Boeing et EADS se sont affrontés avec violence. Récit des rebondissements autour de cet appel d’offres de l’armée américaine, gagné tour-à-tour par Boeing et EADS.

11 septembre 2001. L’Amérique est frappée par des attentats terroristes. Les Américains se lancent dans la guerre contre le «mal». Le Congrès vote le Patriot Act. Phil Condit, président de Boeing, souhaite développer une version militaire du B767 conçu dans les années 1970. En novembre 2001, il convainc Jim Roche, secrétaire général de l’armée de l’air américaine, d’inscrire dans le Patriot Act une disposition pour négocier sans compétition une location-vente de 100 B767 pour 23,3 milliards de dollars.

Un élu américain s’oppose à ce choix: John Mc Cain, sénateur républicain de l’Arizona et membre influent de la commission de la défense au Congrès.
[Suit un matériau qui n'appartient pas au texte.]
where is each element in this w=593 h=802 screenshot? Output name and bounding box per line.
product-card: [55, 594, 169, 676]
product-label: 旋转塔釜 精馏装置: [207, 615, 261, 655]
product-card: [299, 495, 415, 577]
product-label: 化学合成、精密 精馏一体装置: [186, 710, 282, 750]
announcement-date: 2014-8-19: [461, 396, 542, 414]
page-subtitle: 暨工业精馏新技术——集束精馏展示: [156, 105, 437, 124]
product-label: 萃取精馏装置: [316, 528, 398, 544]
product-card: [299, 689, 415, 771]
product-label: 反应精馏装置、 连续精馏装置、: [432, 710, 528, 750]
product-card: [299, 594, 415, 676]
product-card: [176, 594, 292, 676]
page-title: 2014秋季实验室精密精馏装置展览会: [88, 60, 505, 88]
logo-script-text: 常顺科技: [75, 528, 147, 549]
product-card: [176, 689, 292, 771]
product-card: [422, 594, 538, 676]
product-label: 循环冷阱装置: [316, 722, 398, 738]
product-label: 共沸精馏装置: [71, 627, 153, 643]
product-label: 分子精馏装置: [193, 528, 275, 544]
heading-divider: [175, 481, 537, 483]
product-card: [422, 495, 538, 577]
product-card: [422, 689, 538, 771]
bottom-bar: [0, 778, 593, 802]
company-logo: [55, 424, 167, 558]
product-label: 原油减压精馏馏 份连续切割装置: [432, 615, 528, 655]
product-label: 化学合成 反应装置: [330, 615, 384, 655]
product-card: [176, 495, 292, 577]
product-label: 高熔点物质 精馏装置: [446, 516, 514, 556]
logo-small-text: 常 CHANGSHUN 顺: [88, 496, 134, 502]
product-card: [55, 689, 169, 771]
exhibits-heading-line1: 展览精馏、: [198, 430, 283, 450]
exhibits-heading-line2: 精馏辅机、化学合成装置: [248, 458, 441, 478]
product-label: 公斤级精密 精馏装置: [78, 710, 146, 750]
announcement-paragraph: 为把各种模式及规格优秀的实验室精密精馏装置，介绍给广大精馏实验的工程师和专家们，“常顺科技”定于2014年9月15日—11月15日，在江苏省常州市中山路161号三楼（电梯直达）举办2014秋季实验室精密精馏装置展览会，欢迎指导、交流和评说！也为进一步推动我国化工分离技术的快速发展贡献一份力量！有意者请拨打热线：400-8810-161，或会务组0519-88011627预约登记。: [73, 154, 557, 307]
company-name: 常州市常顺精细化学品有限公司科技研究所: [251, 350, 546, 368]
Celle-ci lance une enquête et estime que le surcoût du contrat est d’au moins 6 milliards de dollars. Une fuite dans le quotidien Washington Post met le feu aux poudres. Jim Roche assure que le Pentagone n’a pas le choix puisque Boeing est le seul avionneur capable de construire un ravitailleur.

Airbus se lance dans la compétition fin 2001

A Paris, les dirigeants d’EADS ne sont pas de cet avis. Airbus, filiale d’EADS, dispose d’un avion adapté à cette mission, son long-courrier A330. Entre Noël 2001 et le premier de l’an 2002, les équipes de la filiale américaine d’EADS décryptent les évenements. Jean-Louis Gergorin, alors directeur de la stratégie d’EADS, adresse une lettre à Jim Roche et une copie de cette lettre à Bob Nowak, éditorialiste vedette du Washington Post: Airbus est capable de fournir un avion ravitailleur moderne. Le Washington Post publie la lettre. La polémique est relancée. Le Pentagone, premier acheteur de matériels militaires au monde, lance une demande d’informations et décide d’ouvrir le marché à l’européen Airbus.

Au printemps 2002, Airbus essuie un premier échec. le Pentagone l’exclut de la compétition. La raison? Un problème technique affecte la perche de l’A330 militarisé qui permet de ravitailler les avions en vol. Boeing emporte le contrat. Mais il est soupçonné d’avoir tenté de connaître le prix proposé par Airbus. Le sénateur américain Mc Cain fait saisir des documents échangés entre des dirigeants de Boeing et le Pentagone. Le groupe américian a corrompu un fonctionnaire des armées, Darleen Druyun, responsable des achats au Pentagone. Mark Sears, directeur financier de Boeing, a passé un accord avec la jeune femme en lui promettant de l’embaucher dans de très bonnes conditions si elle favorise l’offre de Boeing. Un avocat payé par l’avionneur lui a offert un bon prix pour son appartement. Darleen Druyun est condamnée à neuf mois de prison ferme et à donner 150 heures de cours d’éthique à des jeunes des quartiers défavorisés de Washington. Et Mark Sears écope de quatre mois de prison ferme.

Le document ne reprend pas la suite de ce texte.